In terms of comprehensive national interest, the relationship with the United States (US) remains critical for India. At $140 billion, it is our largest trading partner, and recipient of bulk of our Information Technology services exports. Despite being an overall trade deficit country, we have a nearly $25 billion surplus with it. It also hosts the largest number of Indian students (200,000) in foreign universities, the largest single country presence of Indian origin diaspora (4 million). It has an investment stock of around $28 billion in India, while Indian companies have invested around $18 billion in the US, especially over the past decade. Defence trade has risen from close to zero in 2008 to $18 billion today, and interoperability has been increased through regular bilateral and trilateral (Malabar, with inclusion of Japan) exercises, and signing of agreements providing for logistics support (LEMOA), and communications compatibility (COMCASA). Technology and co-production partnerships are being worked upon. It has supported and piloted India’s aspirations in multilateral export control regimes such as Nuclear Suppliers Group, Missile Technology Control Regime, Australia Group, and Wassenaar Arrangement.

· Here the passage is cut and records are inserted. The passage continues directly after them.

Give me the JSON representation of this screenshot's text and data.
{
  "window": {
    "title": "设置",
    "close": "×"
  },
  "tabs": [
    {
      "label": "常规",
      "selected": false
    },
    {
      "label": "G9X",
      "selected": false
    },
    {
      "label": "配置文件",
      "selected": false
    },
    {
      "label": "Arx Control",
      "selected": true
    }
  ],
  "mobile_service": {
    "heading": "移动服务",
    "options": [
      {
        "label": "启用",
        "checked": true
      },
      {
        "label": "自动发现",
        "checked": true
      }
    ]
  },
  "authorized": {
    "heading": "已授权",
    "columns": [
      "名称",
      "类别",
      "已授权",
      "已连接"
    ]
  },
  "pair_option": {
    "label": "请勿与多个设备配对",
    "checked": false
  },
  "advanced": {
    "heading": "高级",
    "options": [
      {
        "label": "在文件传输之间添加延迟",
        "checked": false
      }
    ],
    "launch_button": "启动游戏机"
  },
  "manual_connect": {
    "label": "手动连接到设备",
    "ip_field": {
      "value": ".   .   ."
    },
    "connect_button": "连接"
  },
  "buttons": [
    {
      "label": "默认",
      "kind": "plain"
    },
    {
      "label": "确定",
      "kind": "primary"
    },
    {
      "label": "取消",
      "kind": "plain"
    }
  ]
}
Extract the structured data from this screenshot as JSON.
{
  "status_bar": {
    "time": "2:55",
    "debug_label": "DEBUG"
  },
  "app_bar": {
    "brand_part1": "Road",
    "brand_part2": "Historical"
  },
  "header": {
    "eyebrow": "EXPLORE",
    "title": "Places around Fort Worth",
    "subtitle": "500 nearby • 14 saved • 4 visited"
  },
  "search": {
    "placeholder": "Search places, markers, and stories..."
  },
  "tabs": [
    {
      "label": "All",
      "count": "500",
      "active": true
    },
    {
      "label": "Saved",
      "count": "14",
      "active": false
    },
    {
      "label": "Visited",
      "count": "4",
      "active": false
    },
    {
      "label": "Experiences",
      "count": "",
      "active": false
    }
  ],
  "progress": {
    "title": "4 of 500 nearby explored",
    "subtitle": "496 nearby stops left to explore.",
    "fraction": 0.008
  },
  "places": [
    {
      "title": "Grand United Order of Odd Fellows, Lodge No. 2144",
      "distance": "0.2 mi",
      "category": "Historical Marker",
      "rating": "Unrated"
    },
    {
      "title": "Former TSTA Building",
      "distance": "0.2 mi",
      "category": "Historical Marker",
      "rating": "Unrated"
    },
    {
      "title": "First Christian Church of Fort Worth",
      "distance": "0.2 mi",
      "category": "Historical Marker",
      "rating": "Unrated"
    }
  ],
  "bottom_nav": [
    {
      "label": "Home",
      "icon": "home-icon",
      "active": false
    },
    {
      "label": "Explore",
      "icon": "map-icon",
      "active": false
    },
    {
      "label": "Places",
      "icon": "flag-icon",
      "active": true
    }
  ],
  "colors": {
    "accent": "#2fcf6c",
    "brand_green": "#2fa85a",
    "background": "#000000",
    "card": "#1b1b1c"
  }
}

The US, however, remains a difficult partner. It expects others to accept its foreign policy choices, often driven by its own domestic compulsions and preferences. Following political fatigue with two decades of post-Cold War unilateral military interventions, it has increasingly weaponised economic policies, variously sanctioning individuals, entities, governments and countries. Its partners are expected to follow, either on account of support they have received or may need, or in light of cost-benefit analysis, factoring in the deeper linkages with the US economy and society. India’s energy import bills will be higher on account of US sanctions on Iran and Venezuela.